Beni çok etkileyen eserden biri de “sağaltıcı şaman” isimli heykel oldu. Beyaz taştan bir erkek üzerinde delikli altın rengi metalden bir gölge, ruh figürü. Bacaklarından, gövdesinden bunun da erkek bir şaman olduğunu düşündüm, sağaltıcı ruhu ile tedavi sürecinin içinde... Şamanizmde kötü ruhların hastalık nedeni olduğu düşünülür. Kötü ruh insanın ruhunu ele geçirir veya onu alıp alt dünyaya Erlik’in dünyasına kaçırır. Sağaltıcı şaman ya kötü ruhu korkutup kaçırarak ya da alt dünyaya gidip kötü ruhla savaşarak hastanın ruhunu iyileştirmeye çalışır. Bütün bunları cismi bedeni ile yapması mümkün değildir, yardımcı ruhlarından destek alarak bu ruhani mücadeleye başlar. Bu eserde altın rengi delikli metalle simgelenen şaman ruhu, bana şamanın her sağaltım için kendinden bir parçayı ortaya koyduğunu düşündürdü. Aslında hasta bireyin sağaltımı için şaman kötü ruhlarla savaşırken kendi ruhunu da tehlikeye atar. Bedeli ağır olabilir, o yüzden bu işi herkes yapamaz, herkes Şaman olamaz.

Sergiyi tek başıma gezmemin ardından, 10-15 kişilik bir grupla bu sefer rehber eşliğinde yeniden gezdim. Rehberimiz, Mehmet Aksoy’un bu sergide küratör kullanmadığını, eserlerini kendisi yerleştirdiğini söyledi. (Adem ve Havva’nın karşısındaki yılan heykeli daha bir anlamlı oldu benim için.) Bazı seçili eserlerin üzerinde Mehmet Aksoy’un söylemleri ile konuşacağını ve istersek eserlere dokunabileceğimizi söyledi. Sonra eserleri gezmeye başladık. Delikli metaller üzerindeki gölgelerin neyi simgelediğini sorunca “ruhlar” dedim. Delikli metal levhaların ruhlar âlemini anlatabileceğini, bu sergiden önce biri bana söyleseydi, inanmazdım. Kocaman ağaç ne diye sorduğunda “hayat ağacı” dedim. Rehber bana “her şeyi biliyorsunuz” dedi. Aslında Mehmet Aksoy benim öğrencilere anlattığım her şeyi gözle görünür, elle dokunabilir hale getirmişti. Daha önceden bildiğim şeyleri somut olarak karşımda görüyordum. Fuat Aziz Göksel 1980’de yazdığı bir makalede tıbbın bir kültür örüntüsü olduğunu, dolayısıyla tıp tarihi ile kültür tarihinin bağlantılı olduğunu söyler. Tıp bu nedenle sanatla da yakından alakalıdır. Kâh bir edebiyat eserinde kâh bir heykelin içinde tıp tarihine, belki de tıbbın bugününe ait parçaların bulunması bu yüzdendir. Sanırım sergiden bu kadar etkilenmemdeki temel neden budur.

Kaynakça

Bayat F. Türk Kültüründe Kadın Şaman. Ötüken Neşriyat, 2010, Ankara.

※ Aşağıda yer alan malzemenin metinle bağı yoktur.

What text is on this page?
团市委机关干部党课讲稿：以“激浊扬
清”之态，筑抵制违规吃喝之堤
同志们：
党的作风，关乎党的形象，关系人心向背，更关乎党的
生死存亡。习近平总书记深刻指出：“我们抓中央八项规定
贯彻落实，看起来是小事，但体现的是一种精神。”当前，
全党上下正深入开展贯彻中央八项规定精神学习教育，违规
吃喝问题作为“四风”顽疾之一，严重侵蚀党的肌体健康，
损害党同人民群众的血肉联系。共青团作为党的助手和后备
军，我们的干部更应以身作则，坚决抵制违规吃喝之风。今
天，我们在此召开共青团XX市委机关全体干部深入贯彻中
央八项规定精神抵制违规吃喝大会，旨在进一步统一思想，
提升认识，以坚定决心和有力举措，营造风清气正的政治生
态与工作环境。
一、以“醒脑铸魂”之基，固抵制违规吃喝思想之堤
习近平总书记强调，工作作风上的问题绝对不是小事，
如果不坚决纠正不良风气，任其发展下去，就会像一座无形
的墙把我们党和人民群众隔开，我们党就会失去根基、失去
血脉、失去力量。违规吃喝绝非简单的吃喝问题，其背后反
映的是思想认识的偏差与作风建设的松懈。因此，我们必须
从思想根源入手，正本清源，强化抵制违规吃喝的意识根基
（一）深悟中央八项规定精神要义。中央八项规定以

Demir M. Şamanizm’de Hastalık Kavramı ve Tedavi Yaklaşımları - Concepts of Disease and Therapeutic Approaches in Shamanism. Lokman Hekim Dergisi, 2016;6(1):19-24.

Demir M. Evaluation of Ethnobotany Studies inAnatolia from the point of the history of medicine. 2. International Congress on the Turkish History of Medicine. (oral presentation) 25-29 October 2018 Afyonkarahisar p: 65.

Eliade, M. Şamanizm. İmge Yayınevi, 2014, Ankara.

Perrin, M. Şamanizm. İletişim Yayınları, 2013, İstanbul.